The UN must tell us the truth about Crans-Montana

THE REACTION by the two sides to the collapse of the Conference on Cyprus in Crans-Montana was exactly as expected. Each rushed to attribute the collapse to the “provocative intransigence” of the other. This was always the most convenient way of dealing with all the failures in all the efforts to settle the Cyprus problem.

I think the United Nations are wrong not to give a full account of what happened now that this story is over. The ‘neutral’ statement made by UN Secretary-General Antonio Guterres that “the conference on Cyprus was closed without an agreement being reached,” cannot satisfy people who have a right to learn what exactly the final positions and views of the two sides were and how these led to failure.

The UN and its secretary-general, who was actively involved personally this time, need to speak openly and if necessary apportion the responsibility for the pathetic failure of this effort. And if their conclusion is that the Cyprus problem cannot be solved they should say so directly and stop dealing with us. After 50 years of failures it seems ridiculous for them to talk about new, future initiatives.

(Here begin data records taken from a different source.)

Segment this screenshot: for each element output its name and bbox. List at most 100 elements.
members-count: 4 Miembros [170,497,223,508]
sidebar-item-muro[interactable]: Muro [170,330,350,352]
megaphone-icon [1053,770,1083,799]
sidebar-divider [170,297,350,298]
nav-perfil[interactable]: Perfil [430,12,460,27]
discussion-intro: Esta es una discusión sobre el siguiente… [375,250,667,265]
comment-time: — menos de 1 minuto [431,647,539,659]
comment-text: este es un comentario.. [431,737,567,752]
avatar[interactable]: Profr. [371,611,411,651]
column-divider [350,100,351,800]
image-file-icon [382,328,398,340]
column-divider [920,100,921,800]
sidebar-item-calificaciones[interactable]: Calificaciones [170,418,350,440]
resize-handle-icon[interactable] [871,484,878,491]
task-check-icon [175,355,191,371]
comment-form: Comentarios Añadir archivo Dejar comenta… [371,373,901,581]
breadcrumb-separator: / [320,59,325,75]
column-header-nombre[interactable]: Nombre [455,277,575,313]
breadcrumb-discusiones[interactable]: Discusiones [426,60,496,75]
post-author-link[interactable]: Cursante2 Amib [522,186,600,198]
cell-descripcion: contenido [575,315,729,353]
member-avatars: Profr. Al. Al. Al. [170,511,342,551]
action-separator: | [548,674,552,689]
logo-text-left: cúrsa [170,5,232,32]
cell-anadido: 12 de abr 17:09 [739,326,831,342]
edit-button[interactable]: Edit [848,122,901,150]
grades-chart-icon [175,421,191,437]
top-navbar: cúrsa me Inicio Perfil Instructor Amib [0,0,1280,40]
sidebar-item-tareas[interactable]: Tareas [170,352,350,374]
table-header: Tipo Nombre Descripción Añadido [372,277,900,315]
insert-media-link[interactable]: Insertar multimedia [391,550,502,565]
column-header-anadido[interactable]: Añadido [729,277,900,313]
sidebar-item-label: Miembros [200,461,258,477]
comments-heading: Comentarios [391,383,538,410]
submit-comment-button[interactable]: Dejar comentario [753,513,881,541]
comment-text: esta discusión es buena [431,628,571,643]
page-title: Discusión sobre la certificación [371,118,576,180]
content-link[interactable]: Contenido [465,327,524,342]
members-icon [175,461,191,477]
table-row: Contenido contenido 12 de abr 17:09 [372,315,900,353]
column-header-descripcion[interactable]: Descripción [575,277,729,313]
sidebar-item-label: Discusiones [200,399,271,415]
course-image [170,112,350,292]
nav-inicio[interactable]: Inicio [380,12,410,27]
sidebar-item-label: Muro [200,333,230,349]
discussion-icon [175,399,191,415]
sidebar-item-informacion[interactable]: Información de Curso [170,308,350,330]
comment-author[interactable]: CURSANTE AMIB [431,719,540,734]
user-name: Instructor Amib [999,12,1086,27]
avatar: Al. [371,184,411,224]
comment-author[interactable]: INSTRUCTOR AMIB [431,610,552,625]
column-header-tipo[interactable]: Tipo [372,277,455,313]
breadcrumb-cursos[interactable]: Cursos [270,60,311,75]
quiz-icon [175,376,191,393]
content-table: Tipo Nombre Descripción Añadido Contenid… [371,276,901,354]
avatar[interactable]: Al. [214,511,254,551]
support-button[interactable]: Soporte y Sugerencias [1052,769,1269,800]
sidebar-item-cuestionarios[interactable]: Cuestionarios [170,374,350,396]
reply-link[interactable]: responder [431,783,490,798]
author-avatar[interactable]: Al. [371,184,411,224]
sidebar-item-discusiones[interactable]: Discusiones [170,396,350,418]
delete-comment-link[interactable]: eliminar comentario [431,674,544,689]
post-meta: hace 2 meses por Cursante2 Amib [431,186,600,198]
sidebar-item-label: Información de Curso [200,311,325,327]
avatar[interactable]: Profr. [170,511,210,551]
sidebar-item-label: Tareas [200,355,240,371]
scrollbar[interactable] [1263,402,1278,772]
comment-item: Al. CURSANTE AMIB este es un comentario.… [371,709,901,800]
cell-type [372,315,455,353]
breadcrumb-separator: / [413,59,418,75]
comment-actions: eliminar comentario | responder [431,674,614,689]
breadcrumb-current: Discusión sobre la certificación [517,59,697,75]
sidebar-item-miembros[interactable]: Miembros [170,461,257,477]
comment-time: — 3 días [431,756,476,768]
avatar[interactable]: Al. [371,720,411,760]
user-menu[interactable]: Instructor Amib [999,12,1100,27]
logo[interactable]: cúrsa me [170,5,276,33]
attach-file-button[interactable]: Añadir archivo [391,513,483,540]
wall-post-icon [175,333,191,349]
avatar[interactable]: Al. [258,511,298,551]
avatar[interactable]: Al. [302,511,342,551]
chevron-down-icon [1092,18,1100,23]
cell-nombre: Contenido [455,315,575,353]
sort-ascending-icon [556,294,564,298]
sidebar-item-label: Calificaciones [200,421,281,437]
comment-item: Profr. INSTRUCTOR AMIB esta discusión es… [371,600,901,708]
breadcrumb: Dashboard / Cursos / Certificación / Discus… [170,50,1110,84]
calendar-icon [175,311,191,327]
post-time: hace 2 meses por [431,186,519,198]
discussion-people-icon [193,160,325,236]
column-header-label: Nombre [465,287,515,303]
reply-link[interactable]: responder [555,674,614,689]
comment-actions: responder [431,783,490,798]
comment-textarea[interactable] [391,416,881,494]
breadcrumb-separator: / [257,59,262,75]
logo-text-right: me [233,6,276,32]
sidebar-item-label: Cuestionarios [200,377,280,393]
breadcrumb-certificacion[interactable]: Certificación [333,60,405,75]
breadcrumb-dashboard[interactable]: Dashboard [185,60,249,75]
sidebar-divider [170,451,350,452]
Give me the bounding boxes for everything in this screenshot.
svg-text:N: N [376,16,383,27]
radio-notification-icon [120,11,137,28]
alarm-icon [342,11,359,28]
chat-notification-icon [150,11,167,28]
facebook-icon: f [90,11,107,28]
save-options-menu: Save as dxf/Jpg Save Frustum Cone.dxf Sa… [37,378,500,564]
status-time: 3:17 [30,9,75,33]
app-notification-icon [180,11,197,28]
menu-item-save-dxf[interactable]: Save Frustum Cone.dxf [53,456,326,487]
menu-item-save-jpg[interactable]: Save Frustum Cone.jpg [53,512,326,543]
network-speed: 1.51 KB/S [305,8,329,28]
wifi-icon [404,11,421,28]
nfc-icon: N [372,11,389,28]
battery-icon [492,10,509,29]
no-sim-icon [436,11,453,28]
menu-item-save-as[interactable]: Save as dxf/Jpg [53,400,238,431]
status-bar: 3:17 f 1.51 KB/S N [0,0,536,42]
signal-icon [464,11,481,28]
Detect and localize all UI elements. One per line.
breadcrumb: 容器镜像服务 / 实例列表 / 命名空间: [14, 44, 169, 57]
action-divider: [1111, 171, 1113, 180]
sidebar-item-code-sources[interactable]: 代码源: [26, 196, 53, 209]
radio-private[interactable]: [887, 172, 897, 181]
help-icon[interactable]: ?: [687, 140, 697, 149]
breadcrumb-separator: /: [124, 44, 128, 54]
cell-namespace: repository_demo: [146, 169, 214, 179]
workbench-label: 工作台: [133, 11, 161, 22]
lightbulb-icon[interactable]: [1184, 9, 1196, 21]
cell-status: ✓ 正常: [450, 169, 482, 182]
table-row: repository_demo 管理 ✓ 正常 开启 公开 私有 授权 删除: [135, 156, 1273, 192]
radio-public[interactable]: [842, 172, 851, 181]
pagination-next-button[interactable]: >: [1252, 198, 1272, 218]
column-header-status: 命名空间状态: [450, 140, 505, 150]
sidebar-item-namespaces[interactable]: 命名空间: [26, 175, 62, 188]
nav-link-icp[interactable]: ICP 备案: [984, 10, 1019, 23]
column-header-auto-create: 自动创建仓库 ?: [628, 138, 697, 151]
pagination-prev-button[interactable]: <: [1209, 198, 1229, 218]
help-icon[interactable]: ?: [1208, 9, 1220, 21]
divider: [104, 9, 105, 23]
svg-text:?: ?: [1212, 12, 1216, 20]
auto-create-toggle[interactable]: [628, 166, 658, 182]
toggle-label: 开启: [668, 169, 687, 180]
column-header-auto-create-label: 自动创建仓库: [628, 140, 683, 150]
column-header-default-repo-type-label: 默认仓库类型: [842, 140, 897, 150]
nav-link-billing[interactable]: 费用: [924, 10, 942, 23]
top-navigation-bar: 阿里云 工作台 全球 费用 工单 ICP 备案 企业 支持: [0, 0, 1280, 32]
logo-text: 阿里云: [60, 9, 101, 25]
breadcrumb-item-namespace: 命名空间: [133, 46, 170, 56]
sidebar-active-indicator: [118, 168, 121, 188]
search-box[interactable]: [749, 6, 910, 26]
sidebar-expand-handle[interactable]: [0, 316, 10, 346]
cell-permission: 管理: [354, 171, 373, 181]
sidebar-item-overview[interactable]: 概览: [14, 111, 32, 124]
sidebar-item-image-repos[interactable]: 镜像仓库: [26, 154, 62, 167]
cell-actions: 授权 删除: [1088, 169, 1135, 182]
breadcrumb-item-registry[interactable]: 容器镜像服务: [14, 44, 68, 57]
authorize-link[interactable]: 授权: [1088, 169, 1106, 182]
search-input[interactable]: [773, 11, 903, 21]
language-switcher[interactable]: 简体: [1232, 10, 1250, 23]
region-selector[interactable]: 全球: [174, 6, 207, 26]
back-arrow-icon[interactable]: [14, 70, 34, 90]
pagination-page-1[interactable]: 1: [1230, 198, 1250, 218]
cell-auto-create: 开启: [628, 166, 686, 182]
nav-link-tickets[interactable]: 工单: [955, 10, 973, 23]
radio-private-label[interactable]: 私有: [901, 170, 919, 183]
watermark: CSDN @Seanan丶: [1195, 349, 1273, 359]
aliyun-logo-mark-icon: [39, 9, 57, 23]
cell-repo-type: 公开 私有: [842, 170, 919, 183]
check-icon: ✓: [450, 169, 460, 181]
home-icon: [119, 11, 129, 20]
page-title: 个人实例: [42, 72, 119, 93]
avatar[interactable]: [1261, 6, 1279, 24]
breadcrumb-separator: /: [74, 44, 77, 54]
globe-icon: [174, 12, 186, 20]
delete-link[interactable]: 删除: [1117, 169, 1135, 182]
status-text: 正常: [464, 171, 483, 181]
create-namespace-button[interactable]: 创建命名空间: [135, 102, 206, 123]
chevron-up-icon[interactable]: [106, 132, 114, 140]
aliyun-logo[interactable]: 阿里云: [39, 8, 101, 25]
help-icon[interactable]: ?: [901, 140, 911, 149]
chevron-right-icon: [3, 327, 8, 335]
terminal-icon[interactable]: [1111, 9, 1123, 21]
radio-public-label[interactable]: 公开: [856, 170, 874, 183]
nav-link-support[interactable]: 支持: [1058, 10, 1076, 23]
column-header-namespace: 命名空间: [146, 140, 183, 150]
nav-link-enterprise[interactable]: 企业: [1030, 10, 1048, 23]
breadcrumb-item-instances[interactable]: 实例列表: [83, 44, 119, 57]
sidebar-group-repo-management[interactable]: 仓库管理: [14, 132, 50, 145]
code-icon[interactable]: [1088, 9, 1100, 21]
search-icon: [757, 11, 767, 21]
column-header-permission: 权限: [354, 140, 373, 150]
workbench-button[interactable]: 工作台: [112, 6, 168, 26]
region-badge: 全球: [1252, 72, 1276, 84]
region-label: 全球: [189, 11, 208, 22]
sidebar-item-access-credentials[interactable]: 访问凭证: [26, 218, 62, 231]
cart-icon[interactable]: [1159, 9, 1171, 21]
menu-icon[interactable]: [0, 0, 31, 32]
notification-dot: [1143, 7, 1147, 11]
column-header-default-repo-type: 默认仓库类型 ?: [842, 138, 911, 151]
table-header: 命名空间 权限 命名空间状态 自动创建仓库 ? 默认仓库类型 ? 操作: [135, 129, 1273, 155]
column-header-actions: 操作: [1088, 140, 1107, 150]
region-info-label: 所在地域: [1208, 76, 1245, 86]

I write this because we are already hearing statements, reports and whispers about what everyone wanted and said in the conference, and what everyone was prepared to do but did not do because of the behaviour of the other side.

I will give an example. In his first comments on Friday, Mustafa Akinci said the collapse was caused by the insistence of the Greek Cypriots on zero troops and zeros guarantees. He also said that Turkey was ready to show flexibility on the issue of guarantees and troops and that was why the Turkish side had proposed that the prime ministers of the guarantor powers came to the conference. “However, as we proposed this, the other was already preparing their suitcases.”

If we linked this to the CyBC reports that before Thursday evening’s dinner, Turkey’s foreign minister Mevlut Cavusoglu had informed Guterres that Turkey was ready to accept the scrapping of the guarantees and of the right to unilateral intervention, on condition that we agreed to the presence of the two military contingents (950 Greeks and 650 Turks), we would reach the frightening conclusion that a settlement without guarantees was sacrificed because President Anastasiades insisted on the ‘sunset clause’ – the withdrawal of the 650 Turkish soldiers.

To me this is inconceivable, but because people need to know who is lying and who is telling the truth, the UN need to speak clearly about what happened. Failing to do so would leave the briefing of people on both sides of the dividing line to the demagogue politicians and naïve journalists that feed us only myths.

I spoke about naïve journalists and here is an example of what I mean. In an opinion piece published on July 5, the editor-in-chief of Phileleftheros wrote: “How can it be the first time that Turkey is discussing changes (to the treaty of guarantee) when we already have the case of the Annan plan, in which she not only discussed but also agreed to the amendment of the guarantees and withdrawal of troops?”

Had he read the Annan plan, the writer of the comment would have known that it did not provide for the amendment of the guarantees. In fact in the plan’s first article it clearly stated that the treaties of establishment, guarantees and alliance would remain in force. It said: “The Treaty of Establishment, the Treaty of Guarantee and the Treaty of Alliance remain in force and shall apply mutatis mutandis to the new state of affairs” (article 1(3)). With the implementation of the plan, the guarantor powers would have signed special appendices of the constitution of the new state which are referred to in the Annan plan as Appendices 1,2 & 3 and these stipulated that the three treaties would remain in force.

This, unfortunately, is the level of Cypriot journalism, which is no better than that of our politicians. It is these people who will inform the public about what happened in Crans-Montana if the UN does not dare to speak and tell the truth about this latest missed opportunity.